Another textured wood surface somewhat similar to barn siding and mushroom board is tank stave wood. Wooden tanks were widely used throughout the 20th century for everything from holding water on the rooftops of New York City, to producing vinegar, wine, olives, cider, beer, pickles and juice. As these tanks are replaced by stainless steel the old wooden tank staves become available. The ones that were stored outside, including pickling tanks and water tanks, are usually slightly weathered and have a unique twist on barn siding. Although not as deeply textured as barn siding or mushroom board, the addition of rusted iron oxide from the old metal bands of the tanks produces texture with a slightly more industrial or modern edge than barn siding.
Foot Worn Flooring
True foot worn flooring is also usually available in smaller quantities and, like threshing flooring shows many years of being walked upon. Unlike the threshing flooring, it did not take the same kind of abuse and is typically much smoother. Even industrial flooring usually has a very smooth original surface. The major problem with the industrial flooring is that it is often soaked with machine oil. For this reason, and since it is usually only 2-3” wide and 1-8’ long, we usually stay away from foot worn industrial flooring. As for original foot worn residential flooring, this is usually only available in very small quantities so there is never much to be had. The wider planks from two hundred plus year old colonial homes do tend to be highly desirable. The key to all of these footworn products is to find unfinished product as the old finishes will probably need to be stripped before they can be reused.

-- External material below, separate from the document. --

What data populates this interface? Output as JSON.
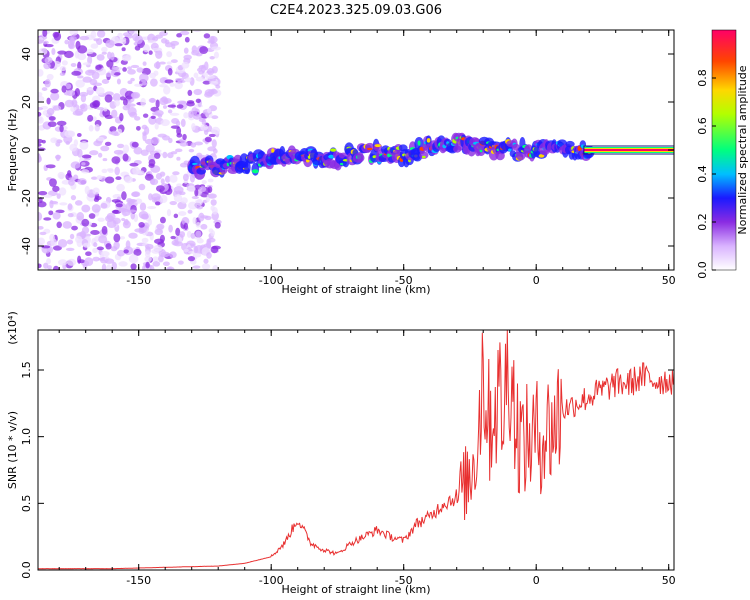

To understand newly milled textures it is very helpful to know the machines used to create them. With each description of the texture we will also look at the machine used to create them.
Historically, people have preferred smooth surfaces for most wood products, even if the shape is somewhat ornamental, such as crown moulding or beaded paneling. Even in the case of v-groove paneling, the primary function of the ‘V’ is to create a shadow at the joint, thus hiding any imperfections in the joint as the wood pieces might, over time, shrink and open up a gap. Once again, in all these instances the craftsman’s role has been to create a finished product that was as flawless and perfect as possible. Variation, outside of the narrowly defined ornament of the pattern was to be avoided. In all these instances the beauty of the wood grain or the shape of the moulding was what was sought, not the actual texture of the wood.